まだクラブでサッカーを続けながらロシアの高校に通い始めたシノヅカだったが、学校生活にも上手くなじめなかった。
「日本のドラマとかを見て、日本が恋しくなったり。学校に行きたくなくなった時もありました。サッカーは休めませんでしたけど、学校を休んだことは何度かありましたね」

それでも、持ち前のチャレンジャー精神で、シノヅカはその困難に立ち向かっていく。そしてその努力が認められ、次第にチームでも重要な役割を担うようになっていった。
「最初の頃は戦術も分からないし、ドリブルばかりしていたんです。ボランチでプレーすることが多かったんですが、自分のポジションを無視して、FWのところまで行っちゃったり。そんな感じだったので初めの頃はベンチが多かったんですが、だんだん戦術も理解できるようになって、フィジカルも強くなっていった。そういうステップを踏むなかで、評価が徐々に上がっていきました」

シノヅカの活躍もあり、チェルターノバは モスクワのユースリーグで3位になった。シノヅカの存在はロシアでも徐々に知られるようになり、2012年の夏、17歳でスパルタク・モスクワと3年契約を締結するに至った。中学時代に思い描いていた根拠なき夢を、シノヅカは見事に叶えたのだった。
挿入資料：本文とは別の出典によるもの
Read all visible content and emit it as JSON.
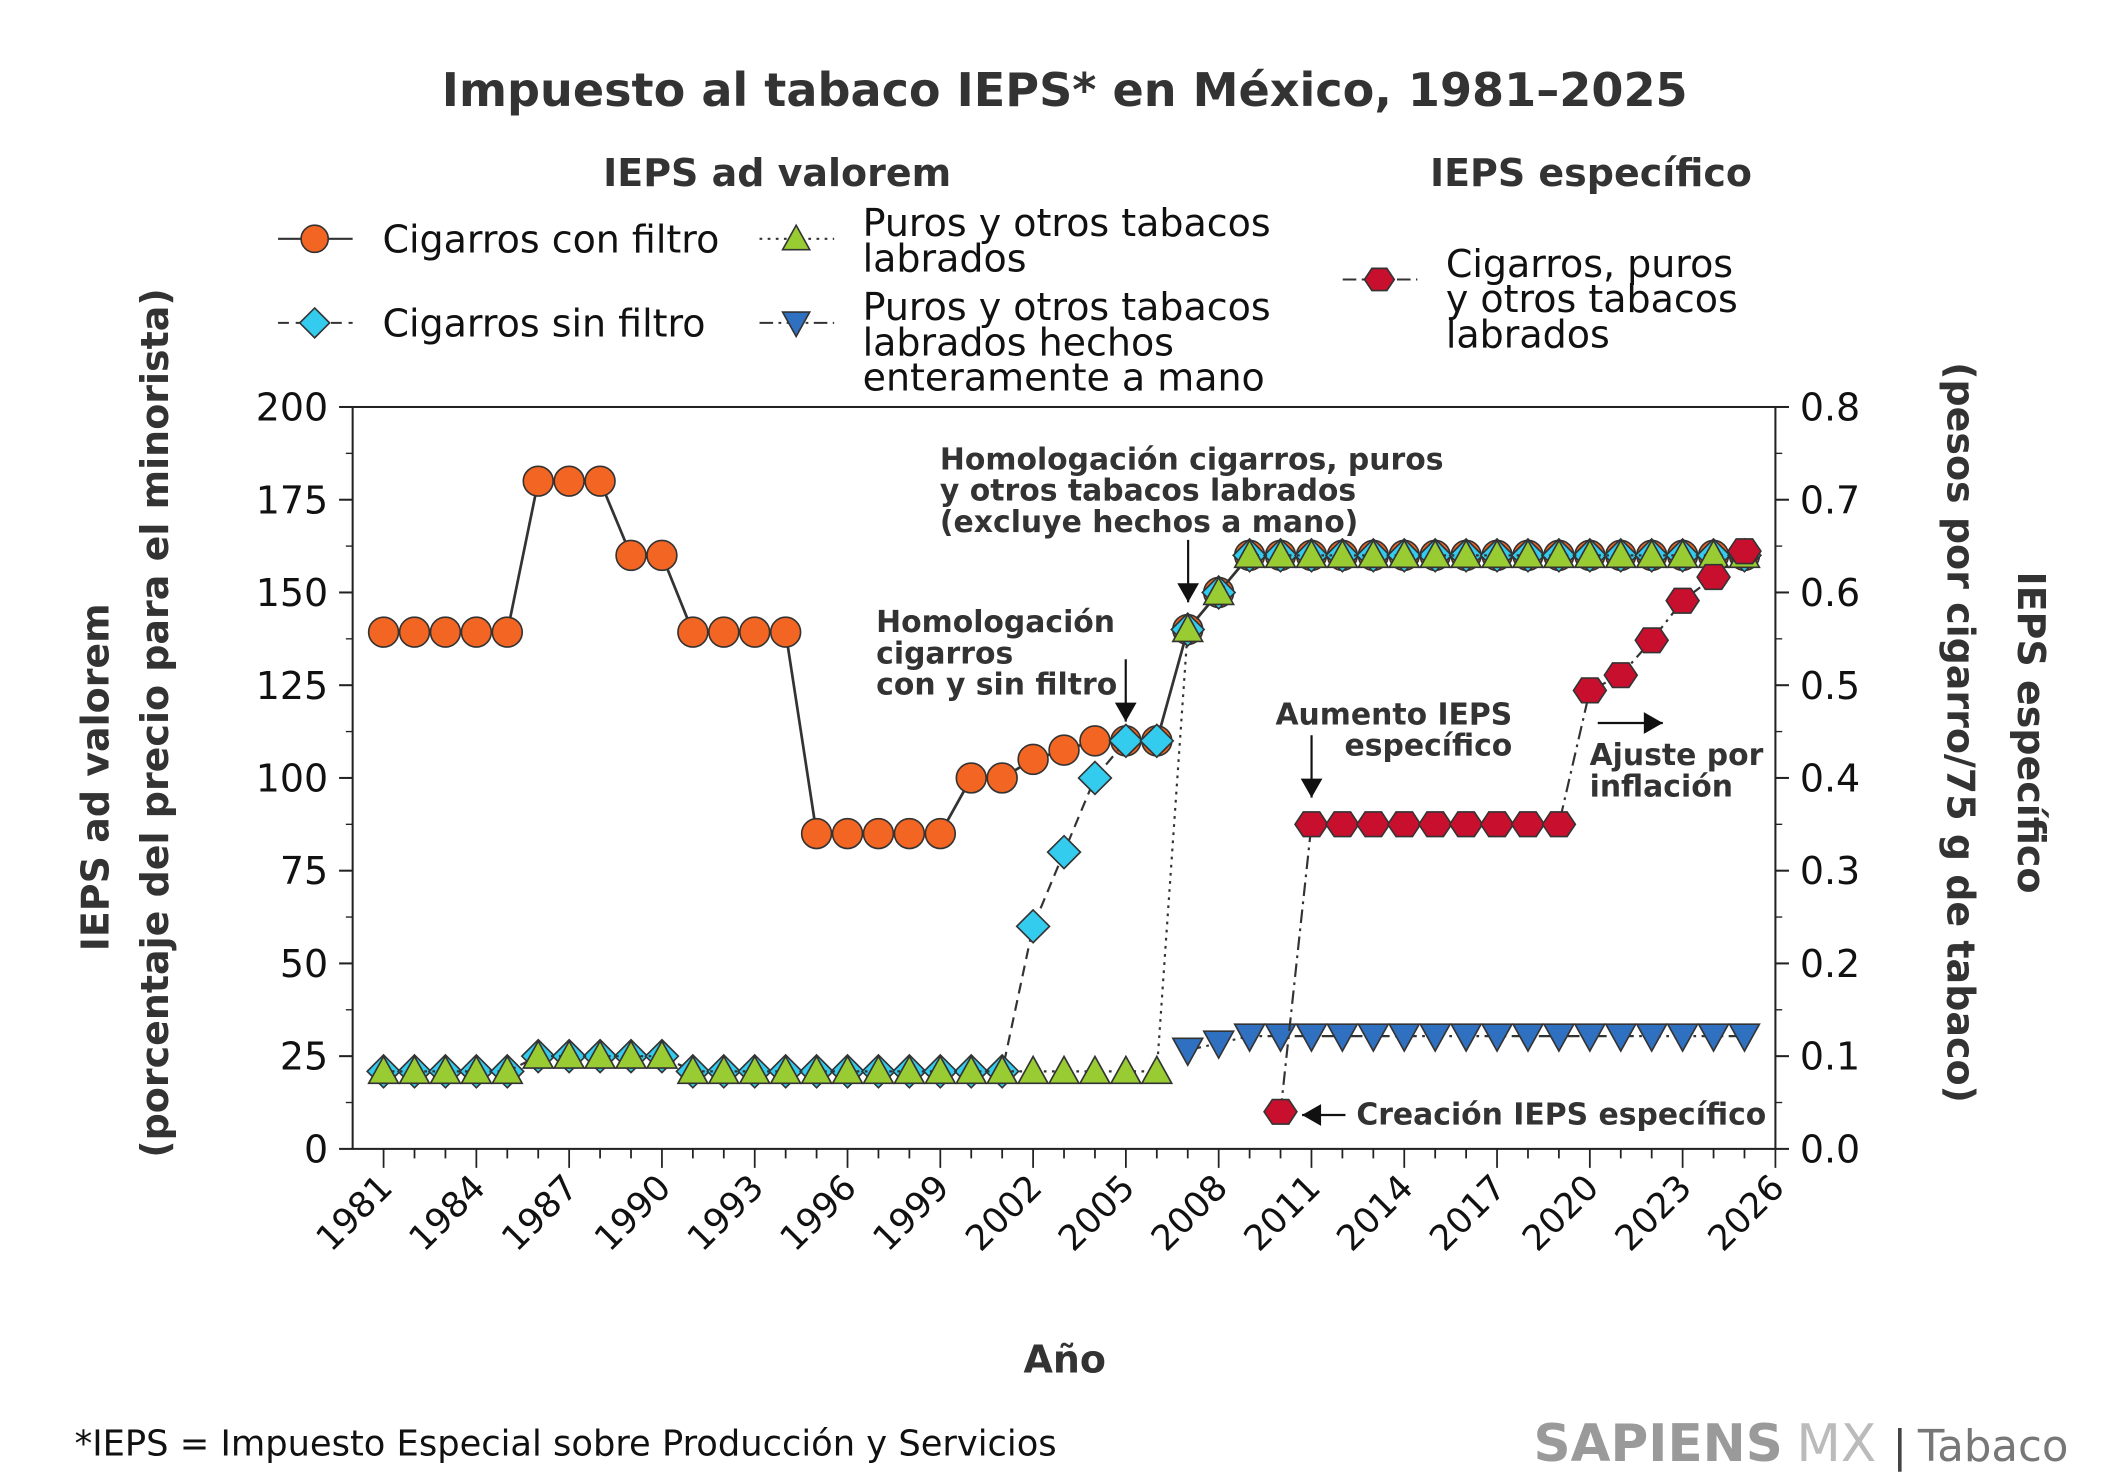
{
  "chart_data": {
    "type": "line",
    "title": "Impuesto al tabaco IEPS* en México, 1981–2025",
    "xlabel": "Año",
    "ylabel_left": [
      "IEPS ad valorem",
      "(porcentaje del precio para el minorista)"
    ],
    "ylabel_right": [
      "IEPS específico",
      "(pesos por cigarro/75 g de tabaco)"
    ],
    "xlim": [
      1980,
      2026
    ],
    "ylim_left": [
      0,
      200
    ],
    "ylim_right": [
      0,
      0.8
    ],
    "x_ticks": [
      "1981",
      "1984",
      "1987",
      "1990",
      "1993",
      "1996",
      "1999",
      "2002",
      "2005",
      "2008",
      "2011",
      "2014",
      "2017",
      "2020",
      "2023",
      "2026"
    ],
    "y_ticks_left": [
      "0",
      "25",
      "50",
      "75",
      "100",
      "125",
      "150",
      "175",
      "200"
    ],
    "y_ticks_right": [
      "0.0",
      "0.1",
      "0.2",
      "0.3",
      "0.4",
      "0.5",
      "0.6",
      "0.7",
      "0.8"
    ],
    "grid": false,
    "legend_groups": {
      "ad_valorem": "IEPS ad valorem",
      "especifico": "IEPS específico"
    },
    "series": [
      {
        "name": "Cigarros con filtro",
        "axis": "left",
        "marker": "circle",
        "line": "solid",
        "color": "#F26522",
        "x": [
          1981,
          1982,
          1983,
          1984,
          1985,
          1986,
          1987,
          1988,
          1989,
          1990,
          1991,
          1992,
          1993,
          1994,
          1995,
          1996,
          1997,
          1998,
          1999,
          2000,
          2001,
          2002,
          2003,
          2004,
          2005,
          2006,
          2007,
          2008,
          2009,
          2010,
          2011,
          2012,
          2013,
          2014,
          2015,
          2016,
          2017,
          2018,
          2019,
          2020,
          2021,
          2022,
          2023,
          2024,
          2025
        ],
        "y": [
          139.3,
          139.3,
          139.3,
          139.3,
          139.3,
          180,
          180,
          180,
          160,
          160,
          139.3,
          139.3,
          139.3,
          139.3,
          85,
          85,
          85,
          85,
          85,
          100,
          100,
          105,
          107.5,
          110,
          110,
          110,
          140,
          150,
          160,
          160,
          160,
          160,
          160,
          160,
          160,
          160,
          160,
          160,
          160,
          160,
          160,
          160,
          160,
          160,
          160
        ]
      },
      {
        "name": "Cigarros sin filtro",
        "axis": "left",
        "marker": "diamond",
        "line": "dashed",
        "color": "#33CCEE",
        "x": [
          1981,
          1982,
          1983,
          1984,
          1985,
          1986,
          1987,
          1988,
          1989,
          1990,
          1991,
          1992,
          1993,
          1994,
          1995,
          1996,
          1997,
          1998,
          1999,
          2000,
          2001,
          2002,
          2003,
          2004,
          2005,
          2006,
          2007,
          2008,
          2009,
          2010,
          2011,
          2012,
          2013,
          2014,
          2015,
          2016,
          2017,
          2018,
          2019,
          2020,
          2021,
          2022,
          2023,
          2024,
          2025
        ],
        "y": [
          20.9,
          20.9,
          20.9,
          20.9,
          20.9,
          25,
          25,
          25,
          25,
          25,
          20.9,
          20.9,
          20.9,
          20.9,
          20.9,
          20.9,
          20.9,
          20.9,
          20.9,
          20.9,
          20.9,
          60,
          80,
          100,
          110,
          110,
          140,
          150,
          160,
          160,
          160,
          160,
          160,
          160,
          160,
          160,
          160,
          160,
          160,
          160,
          160,
          160,
          160,
          160,
          160
        ]
      },
      {
        "name": "Puros y otros tabacos labrados",
        "axis": "left",
        "marker": "triangle-up",
        "line": "dotted",
        "color": "#99CC33",
        "x": [
          1981,
          1982,
          1983,
          1984,
          1985,
          1986,
          1987,
          1988,
          1989,
          1990,
          1991,
          1992,
          1993,
          1994,
          1995,
          1996,
          1997,
          1998,
          1999,
          2000,
          2001,
          2002,
          2003,
          2004,
          2005,
          2006,
          2007,
          2008,
          2009,
          2010,
          2011,
          2012,
          2013,
          2014,
          2015,
          2016,
          2017,
          2018,
          2019,
          2020,
          2021,
          2022,
          2023,
          2024,
          2025
        ],
        "y": [
          20.9,
          20.9,
          20.9,
          20.9,
          20.9,
          25,
          25,
          25,
          25,
          25,
          20.9,
          20.9,
          20.9,
          20.9,
          20.9,
          20.9,
          20.9,
          20.9,
          20.9,
          20.9,
          20.9,
          20.9,
          20.9,
          20.9,
          20.9,
          20.9,
          140,
          150,
          160,
          160,
          160,
          160,
          160,
          160,
          160,
          160,
          160,
          160,
          160,
          160,
          160,
          160,
          160,
          160,
          160
        ]
      },
      {
        "name": "Puros y otros tabacos labrados hechos enteramente a mano",
        "axis": "left",
        "marker": "triangle-down",
        "line": "dashdot",
        "color": "#3070C0",
        "x": [
          2007,
          2008,
          2009,
          2010,
          2011,
          2012,
          2013,
          2014,
          2015,
          2016,
          2017,
          2018,
          2019,
          2020,
          2021,
          2022,
          2023,
          2024,
          2025
        ],
        "y": [
          26.6,
          28.5,
          30.4,
          30.4,
          30.4,
          30.4,
          30.4,
          30.4,
          30.4,
          30.4,
          30.4,
          30.4,
          30.4,
          30.4,
          30.4,
          30.4,
          30.4,
          30.4,
          30.4
        ]
      },
      {
        "name": "Cigarros, puros y otros tabacos labrados",
        "axis": "right",
        "marker": "hexagon",
        "line": "dashdot",
        "color": "#C8102E",
        "x": [
          2010,
          2011,
          2012,
          2013,
          2014,
          2015,
          2016,
          2017,
          2018,
          2019,
          2020,
          2021,
          2022,
          2023,
          2024,
          2025
        ],
        "y": [
          0.04,
          0.35,
          0.35,
          0.35,
          0.35,
          0.35,
          0.35,
          0.35,
          0.35,
          0.35,
          0.4944,
          0.5108,
          0.5484,
          0.5911,
          0.6166,
          0.6445
        ]
      }
    ],
    "legend_labels": {
      "s0": [
        "Cigarros con filtro"
      ],
      "s1": [
        "Cigarros sin filtro"
      ],
      "s2": [
        "Puros y otros tabacos",
        "labrados"
      ],
      "s3": [
        "Puros y otros tabacos",
        "labrados hechos",
        "enteramente a mano"
      ],
      "s4": [
        "Cigarros, puros",
        "y otros tabacos",
        "labrados"
      ]
    },
    "annotations": [
      {
        "lines": [
          "Homologación cigarros, puros",
          "y otros tabacos labrados",
          "(excluye hechos a mano)"
        ]
      },
      {
        "lines": [
          "Homologación",
          "cigarros",
          "con y sin filtro"
        ]
      },
      {
        "lines": [
          "Aumento IEPS",
          "específico"
        ]
      },
      {
        "lines": [
          "Ajuste por",
          "inflación"
        ]
      },
      {
        "lines": [
          "Creación IEPS específico"
        ]
      }
    ]
  },
  "footnote": "*IEPS = Impuesto Especial sobre Producción y Servicios",
  "brand": {
    "bold": "SAPIENS",
    "light": "MX",
    "sep": "|",
    "section": "Tabaco"
  }
}
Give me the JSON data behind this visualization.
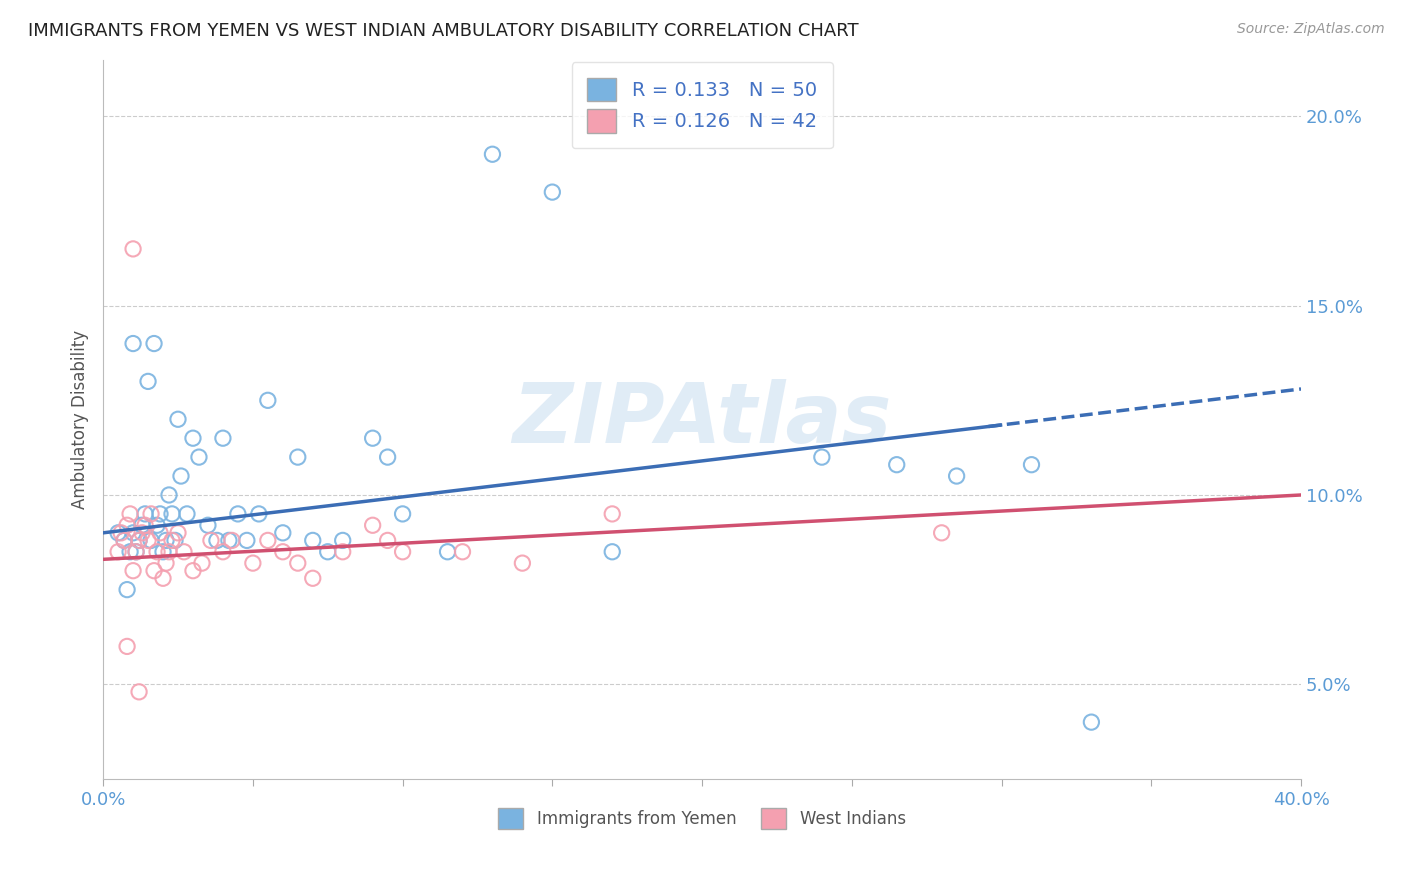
{
  "title": "IMMIGRANTS FROM YEMEN VS WEST INDIAN AMBULATORY DISABILITY CORRELATION CHART",
  "source": "Source: ZipAtlas.com",
  "ylabel": "Ambulatory Disability",
  "ytick_labels": [
    "5.0%",
    "10.0%",
    "15.0%",
    "20.0%"
  ],
  "ytick_values": [
    0.05,
    0.1,
    0.15,
    0.2
  ],
  "xlim": [
    0.0,
    0.4
  ],
  "ylim": [
    0.025,
    0.215
  ],
  "r_yemen": 0.133,
  "n_yemen": 50,
  "r_westindian": 0.126,
  "n_westindian": 42,
  "color_yemen": "#7ab3e0",
  "color_westindian": "#f4a0b0",
  "color_line_yemen": "#3b6db5",
  "color_line_westindian": "#d05070",
  "legend_label_yemen": "Immigrants from Yemen",
  "legend_label_westindian": "West Indians",
  "watermark": "ZIPAtlas",
  "scatter_yemen_x": [
    0.005,
    0.007,
    0.008,
    0.009,
    0.01,
    0.01,
    0.011,
    0.012,
    0.013,
    0.014,
    0.015,
    0.016,
    0.017,
    0.018,
    0.019,
    0.02,
    0.021,
    0.022,
    0.023,
    0.024,
    0.025,
    0.026,
    0.028,
    0.03,
    0.032,
    0.035,
    0.038,
    0.04,
    0.042,
    0.045,
    0.048,
    0.052,
    0.055,
    0.06,
    0.065,
    0.07,
    0.075,
    0.08,
    0.09,
    0.095,
    0.1,
    0.115,
    0.13,
    0.15,
    0.17,
    0.24,
    0.265,
    0.285,
    0.31,
    0.33
  ],
  "scatter_yemen_y": [
    0.09,
    0.088,
    0.075,
    0.085,
    0.14,
    0.09,
    0.085,
    0.088,
    0.092,
    0.095,
    0.13,
    0.088,
    0.14,
    0.092,
    0.095,
    0.085,
    0.088,
    0.1,
    0.095,
    0.088,
    0.12,
    0.105,
    0.095,
    0.115,
    0.11,
    0.092,
    0.088,
    0.115,
    0.088,
    0.095,
    0.088,
    0.095,
    0.125,
    0.09,
    0.11,
    0.088,
    0.085,
    0.088,
    0.115,
    0.11,
    0.095,
    0.085,
    0.19,
    0.18,
    0.085,
    0.11,
    0.108,
    0.105,
    0.108,
    0.04
  ],
  "scatter_wi_x": [
    0.005,
    0.006,
    0.007,
    0.008,
    0.009,
    0.01,
    0.01,
    0.011,
    0.012,
    0.013,
    0.014,
    0.015,
    0.016,
    0.017,
    0.018,
    0.019,
    0.02,
    0.021,
    0.022,
    0.023,
    0.025,
    0.027,
    0.03,
    0.033,
    0.036,
    0.04,
    0.043,
    0.05,
    0.055,
    0.06,
    0.065,
    0.07,
    0.08,
    0.09,
    0.095,
    0.1,
    0.12,
    0.14,
    0.17,
    0.28,
    0.008,
    0.012
  ],
  "scatter_wi_y": [
    0.085,
    0.09,
    0.088,
    0.092,
    0.095,
    0.165,
    0.08,
    0.085,
    0.088,
    0.09,
    0.092,
    0.088,
    0.095,
    0.08,
    0.085,
    0.09,
    0.078,
    0.082,
    0.085,
    0.088,
    0.09,
    0.085,
    0.08,
    0.082,
    0.088,
    0.085,
    0.088,
    0.082,
    0.088,
    0.085,
    0.082,
    0.078,
    0.085,
    0.092,
    0.088,
    0.085,
    0.085,
    0.082,
    0.095,
    0.09,
    0.06,
    0.048
  ],
  "background_color": "#ffffff",
  "grid_color": "#cccccc",
  "trendline_yemen_x0": 0.0,
  "trendline_yemen_y0": 0.09,
  "trendline_yemen_x1": 0.4,
  "trendline_yemen_y1": 0.128,
  "trendline_wi_x0": 0.0,
  "trendline_wi_y0": 0.083,
  "trendline_wi_x1": 0.4,
  "trendline_wi_y1": 0.1,
  "trendline_solid_end": 0.3,
  "trendline_dash_start": 0.295
}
ところで、ロシアのサッカーのレベルは、どのようなものだったのか。日本で平凡な選手に過ぎなかったシノヅカにとっては、衝撃的なことが多かったという。
「ドリブルが得意だったんですけど、ロシアではスピードに乗ったドリブルが全然できなくて。とにかく速いから、ボールもらった時になにもできない。あとはGKのレベルも、日本では味わったことのないくらい高かったですね。至近距離から入らないんですよ。それは衝撃的でしたね」

ともあれ、そんな厳しい環境に身を置き、研磨を積んでいったシノヅカはプロ選手としてのキャリアを歩むことになったのだ。